Césaire, Damas, Tirolien... ces trois personnages, étant
des Antillais, sont donc des métis, et en même temps ils ont
chanté la Négritude. Edouard Maunick a dit: "Je suis
métis, nègre de préférence".
Quant à mes rapports avec les écrivains congolais, ils sont
extrêmement fraternels. Au Congo, nous avons tous des styles
différents ; quoi de plus différent dans le style qu'un Tchicaya
U Tam'Si, qu'un Sony Labou Tansi, qu'un Tati-Loutard, qu'un Ndebeka, qu'un
Dongala... et moi. Peut-être avons-nous compris qu'il ne servait à
rien de se copier et qu'il valait mieux être des timbres
différents au sein d'un choeur dont le chef d'orchestre est...
Kolélé.
Cela ne se voit-il d'ailleurs pas, au delà des écrivains, chez
les hommes de culture ? Quelle que soit leur opinion, publique ou politique,
bien qu'ils ne pensent pas la même chose, ils se retrouvent souvent
ensemble dans les ngandas, les centres culturels, les associations comme
Brazz'Art ou Nouvel Art, à l'Université ou même au
Parlement. On pourrait dire que, s'il n'y avait eu que la culture, il n'y
aurait peut-être pas eu la guerre...
Je pense que la vie artistique et culturelle constitue la
préfiguration de la démocratie qui, j'espère, un jour
règnera sous forme de modèle de manière définitive
au Congo. Vous avez raison de l'indiquer : au cours de cette guerre qui vient
de se passer et que nul n'avait imaginée, qu'aucun écrivain
n'avait prévue, des écrivains se sont trouvés dans un camp
et d'autres dans un autre. Je ne sais pas comment les hommes politiques qui
étaient de part et d'autre de ces barricades et de ces camps se
retrouveront, je suis sûr qu'aucun écrivain qui était d'un
côté ne se verra, après cette guerre, fermer la porte au
nez par celui qui était de l'autre côté.
Je reviens à cette question qui nous tient tous à coeur;
angoissante : c'est quoi écrire ? Pourquoi écrire ? Est-ce qu'il
y a des motifs pour écrire ?
Blanchot dit dans L'écriture du désastre : "Il n'importe pas
d'écrire parce que c'est important d'écrire, c'est la vie
même." Par rapport à cette question, qu'en est-il de la
littérature africaine dans le contexte de la mondialisation ?

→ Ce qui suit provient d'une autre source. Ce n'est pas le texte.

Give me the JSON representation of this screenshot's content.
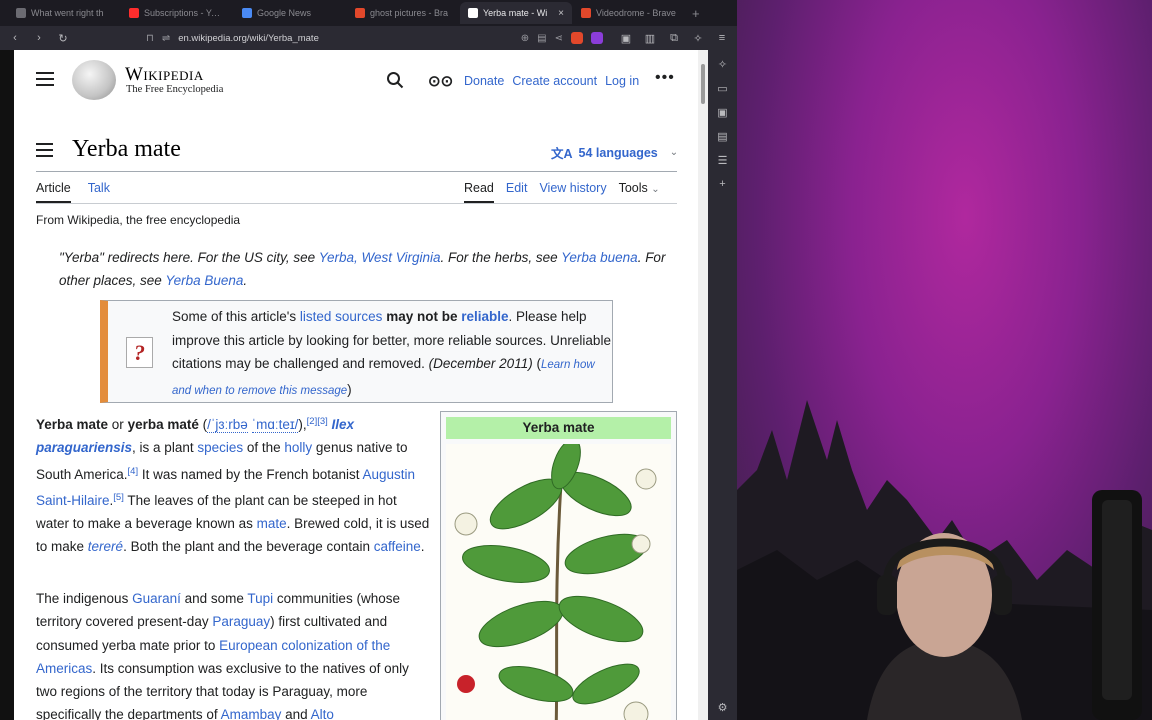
{
  "browser": {
    "tabs": [
      {
        "label": "What went right th",
        "fav": "#6b6b72",
        "active": false
      },
      {
        "label": "Subscriptions - YouT",
        "fav": "#ff2d2d",
        "active": false
      },
      {
        "label": "Google News",
        "fav": "#4a8af4",
        "active": false
      },
      {
        "label": "ghost pictures - Bra",
        "fav": "#e2482b",
        "active": false
      },
      {
        "label": "Yerba mate - Wi",
        "fav": "#ffffff",
        "active": true
      },
      {
        "label": "Videodrome - Brave",
        "fav": "#e2482b",
        "active": false
      }
    ],
    "tab_close": "×",
    "new_tab": "+",
    "url": "en.wikipedia.org/wiki/Yerba_mate"
  },
  "wiki": {
    "logo_title": "Wikipedia",
    "logo_subtitle": "The Free Encyclopedia",
    "header_links": {
      "donate": "Donate",
      "create_account": "Create account",
      "login": "Log in"
    },
    "more": "•••",
    "title": "Yerba mate",
    "languages": "54 languages",
    "tabs_left": {
      "article": "Article",
      "talk": "Talk"
    },
    "tabs_right": {
      "read": "Read",
      "edit": "Edit",
      "history": "View history",
      "tools": "Tools"
    },
    "from": "From Wikipedia, the free encyclopedia",
    "hatnote": {
      "t1": "\"Yerba\" redirects here. For the US city, see ",
      "l1": "Yerba, West Virginia",
      "t2": ". For the herbs, see ",
      "l2": "Yerba buena",
      "t3": ". For other places, see ",
      "l3": "Yerba Buena",
      "t4": "."
    },
    "ambox": {
      "icon": "?",
      "t1": "Some of this article's ",
      "l1": "listed sources",
      "t2": "may not be",
      "l2": "reliable",
      "t3": ". Please help improve this article by looking for better, more reliable sources. Unreliable citations may be challenged and removed. ",
      "date": "(December 2011)",
      "t4": " (",
      "l3": "Learn how and when to remove this message",
      "t5": ")"
    },
    "para1": {
      "b1": "Yerba mate",
      "t1": " or ",
      "b2": "yerba maté",
      "t2": " (",
      "ipa1": "/ˈjɜːrbə",
      "ipa2": "ˈmɑːteɪ/",
      "t3": "),",
      "s1": "[2]",
      "s2": "[3]",
      "t4": " ",
      "sci": "Ilex paraguariensis",
      "t5": ", is a plant ",
      "l1": "species",
      "t6": " of the ",
      "l2": "holly",
      "t7": " genus native to South America.",
      "s3": "[4]",
      "t8": " It was named by the French botanist ",
      "l3": "Augustin Saint-Hilaire",
      "t9": ".",
      "s4": "[5]",
      "t10": " The leaves of the plant can be steeped in hot water to make a beverage known as ",
      "l4": "mate",
      "t11": ". Brewed cold, it is used to make ",
      "l5": "tereré",
      "t12": ". Both the plant and the beverage contain ",
      "l6": "caffeine",
      "t13": "."
    },
    "para2": {
      "t1": "The indigenous ",
      "l1": "Guaraní",
      "t2": " and some ",
      "l2": "Tupi",
      "t3": " communities (whose territory covered present-day ",
      "l3": "Paraguay",
      "t4": ") first cultivated and consumed yerba mate prior to ",
      "l4": "European colonization of the Americas",
      "t5": ". Its consumption was exclusive to the natives of only two regions of the territory that today is Paraguay, more specifically the departments of ",
      "l5": "Amambay",
      "t6": " and ",
      "l6": "Alto"
    },
    "infobox_title": "Yerba mate"
  },
  "colors": {
    "link": "#3366cc",
    "infobox_header": "#b4f0a8",
    "ambox_stripe": "#e38d3c"
  }
}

Je pense pour ma part que les problèmes qui se posent à un
créateur africain sont exactement les mêmes que ceux qui se posent
à un créateur de toute autre partie du monde, écrivain
devant sa page blanche, peintre devant sa toile immaculée. La
spécificité pour l'Afrique, c'est le problème de la
promotion et de la diffusion de l'oeuvre d'art. Toute littérature se
croit toujours mondiale, aucun grand créateur ne s'est adressé
simplement à son village. C'est plutôt la notion de monde qui a
évolué. Les Grecs croyaient que le monde, c'était
essentiellement leurs cités ; ensuite l'Europe a cru représenter
tout le monde.
Aujourd'hui on s'apercoit que le monde est, je ne dirais pas un village parce
que dans un village tout le monde est solidaire, mais une grande ville, une
grande cité. Comme dans une cité nous nous côtoyons, nous
nous cognons les uns aux autres sans automatiquement nous connaître. Nous
nous connaissons d'autant moins que nous habitons dans le même immeuble.
Nous avons quelquefois peur les uns des autres. A cet égard, si le
contexte a changé, les problèmes de fond restent les
mêmes.
On oublie souvent que vous êtes historien de formation. Quel est donc
le poids et la place de l'Histoire dans votre oeuvre ?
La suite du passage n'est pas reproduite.